Here's what he actually said on the Nature blog. Don't cherry-pick his quotes. Read his whole entry.
"I have often seen references to predictions of future climate by the Intergovernmental Panel on Climate Change (IPCC), presumably through the IPCC assessments (the various chapters in the recently completed Working Group I Fourth Assessment report can be accessed through this listing). In fact, since the last report it is also often stated that the science is settled or done and now is the time for action.
"In fact there are no predictions by IPCC at all. And there never have been."
Here's his full blog entry:
http://blogs.nature.com/climatefeedback/2007/06/predictions_of_climate.html
Here's his homepage, last updated in 2003:
http://www.cgd.ucar.edu/cas/trenberth.html
mhaze,
You can answer NA whenever a previous answer negates the question. Some may already be answered by you previously but I'll ask anyway.

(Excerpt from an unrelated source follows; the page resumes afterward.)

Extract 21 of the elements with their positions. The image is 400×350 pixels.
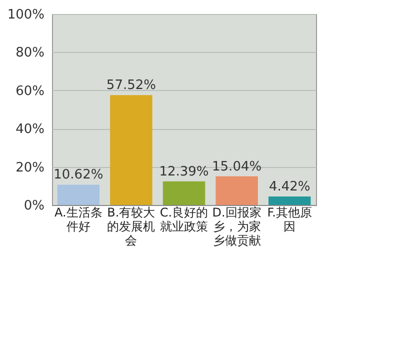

(1) GW is not happening at all. True/false/Maybe
(2) GW is is a purely natural phenomenon. True/false/Maybe/NA
(3) GW is a human driven phenomenon. True/false/Maybe/NA
(4) People might be contributing some to GW. True/false/NA
You can explain your position (especially the maybes) but I want your opinion not evidence first. When you give that we can talk evidence all you want.

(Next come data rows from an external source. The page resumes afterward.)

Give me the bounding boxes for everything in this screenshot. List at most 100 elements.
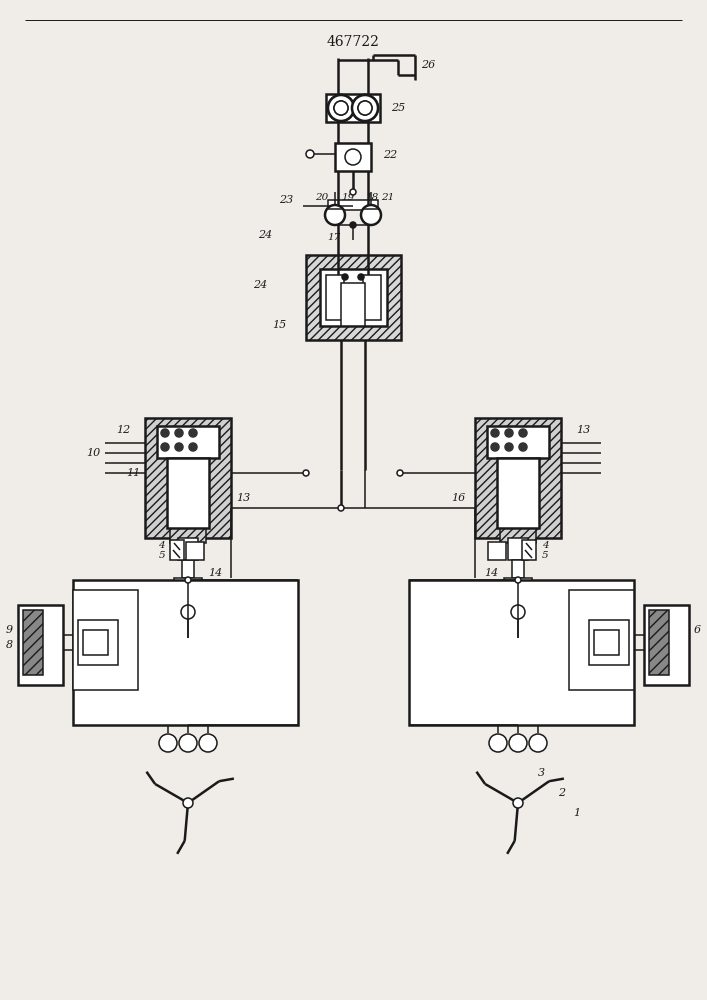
Circle shape [175, 429, 183, 437]
Text: 23: 23 [279, 195, 293, 205]
Bar [649, 610, 669, 675]
Bar [569, 590, 634, 690]
Circle shape [515, 577, 521, 583]
Bar [23, 610, 43, 675]
Bar [589, 620, 629, 665]
Circle shape [350, 189, 356, 195]
Circle shape [529, 734, 547, 752]
Circle shape [511, 605, 525, 619]
Bar [335, 143, 371, 171]
Circle shape [159, 734, 177, 752]
Bar [409, 580, 634, 725]
Bar [174, 578, 202, 590]
Bar [497, 458, 539, 528]
Bar [328, 200, 378, 210]
Text: 13: 13 [576, 425, 590, 435]
Circle shape [358, 274, 364, 280]
Circle shape [183, 798, 193, 808]
Circle shape [181, 605, 195, 619]
Bar [167, 458, 209, 528]
Bar [500, 523, 536, 543]
Bar [78, 620, 118, 665]
Text: 6: 6 [694, 625, 701, 635]
Text: 26: 26 [421, 60, 436, 70]
Circle shape [179, 734, 197, 752]
Circle shape [352, 95, 378, 121]
Bar [320, 269, 387, 326]
Circle shape [303, 470, 309, 476]
Text: 8: 8 [6, 640, 13, 650]
Bar [522, 540, 536, 560]
Circle shape [328, 95, 354, 121]
Circle shape [161, 443, 169, 451]
Text: 3: 3 [538, 768, 545, 778]
Text: 10: 10 [86, 448, 100, 458]
Text: 5: 5 [158, 550, 165, 560]
Text: 9: 9 [6, 625, 13, 635]
Bar [594, 630, 619, 655]
Bar [18, 605, 63, 685]
Circle shape [519, 429, 527, 437]
Circle shape [361, 205, 381, 225]
Circle shape [491, 429, 499, 437]
Text: 14: 14 [208, 568, 222, 578]
Bar [488, 542, 506, 560]
Bar [182, 590, 194, 610]
Text: 21: 21 [381, 194, 395, 202]
Circle shape [185, 577, 191, 583]
Bar [73, 580, 298, 725]
Bar [508, 538, 528, 560]
Bar [83, 630, 108, 655]
Circle shape [175, 443, 183, 451]
Bar [73, 590, 138, 690]
Circle shape [161, 429, 169, 437]
Bar [487, 426, 549, 458]
Circle shape [519, 443, 527, 451]
Circle shape [334, 101, 348, 115]
Circle shape [505, 429, 513, 437]
Text: 16: 16 [451, 493, 465, 503]
Bar [145, 418, 231, 538]
Text: 24: 24 [258, 230, 272, 240]
Circle shape [509, 734, 527, 752]
Bar [341, 283, 365, 326]
Text: 11: 11 [126, 468, 140, 478]
Bar [363, 275, 381, 320]
Circle shape [513, 798, 523, 808]
Circle shape [491, 443, 499, 451]
Bar [178, 538, 198, 560]
Text: 17: 17 [328, 233, 341, 242]
Bar [182, 560, 194, 578]
Circle shape [328, 95, 354, 121]
Bar [170, 540, 184, 560]
Circle shape [505, 443, 513, 451]
Text: 5: 5 [542, 550, 549, 560]
Circle shape [306, 150, 314, 158]
Text: 15: 15 [271, 320, 286, 330]
Text: 18: 18 [365, 194, 378, 202]
Circle shape [189, 429, 197, 437]
Circle shape [334, 101, 348, 115]
Text: 1: 1 [573, 808, 580, 818]
Bar [186, 542, 204, 560]
Bar [512, 590, 524, 610]
Circle shape [338, 505, 344, 511]
Circle shape [189, 443, 197, 451]
Text: 24: 24 [253, 280, 267, 290]
Circle shape [325, 205, 345, 225]
Bar [504, 578, 532, 590]
Bar [644, 605, 689, 685]
Circle shape [345, 149, 361, 165]
Text: 2: 2 [558, 788, 565, 798]
Circle shape [489, 734, 507, 752]
Bar [157, 426, 219, 458]
Text: 4: 4 [542, 540, 549, 550]
Bar [475, 418, 561, 538]
Circle shape [358, 101, 372, 115]
Text: 13: 13 [236, 493, 250, 503]
Circle shape [397, 470, 403, 476]
Text: 20: 20 [315, 194, 328, 202]
Text: 4: 4 [158, 540, 165, 550]
Circle shape [358, 101, 372, 115]
Bar [326, 275, 344, 320]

What's more fascinating is how AGW pseudo-skeptics citeassociate economics professors (McKitrick)oil industry businessmen (McIntyre) and marketing professors (Armstrong) rather than peer-reviewed studies by expert scientists, and on a skeptical forum no less.
Sure. Here you go. You do well to note explicitly the differences between science and politics, and between opinion and references or support for opinion.
1. Gw is not happening at all. False.
2. GW is a purely natural phenomenon. False.
3. GW is a human driven phenomenon. False.
4. People might be contributing some to GW. True.
I'm not changing the subject. You're a climate woo, until you can produce an anti-global-warming paper, peer reviewed, to respond to every one on that list.
At Science and Nature, such papers are commonly refused without review as being without interest. However, even when such papers are published, standards shift.
/snip
Normally, criticism of papers appears in the form of letters to the journal to which the original authors can respond immediately. However, in this case (and others) a flurry of hastily prepared papers appeared, claiming errors in our study, with our responses delayed months and longer. The delay permitted our paper to be commonly referred to as "discredited."
will read in entirety, got to work now.
Meanwhile I'll contribute this rather fascinating article about why not to believe "forecasts by scientists", that not being the same as forecasts by science.
"[The nickel-iron battery will put] the gasoline buggies…out of existence in no time."
Thomas Alva Edison 1910
"There is not the slightest indication that [nuclear] energy will ever be obtainable."
Albert Einstein 1932
"I think there is a world market for about five computers."
Thomas J. Watson, Chairman of IBM, 1943
"A few decades hence, energy may be free."
John von Neumann, Fermi Award-winning scientist, 1956
Examples of faulty expert climate forecasts are easy to find, but are perhaps less humorous:
"If present trends continue, the world will be about four degrees colder in 1990, but eleven degrees colder in the year 2000. This is about twice what it would take to put us into an ice age."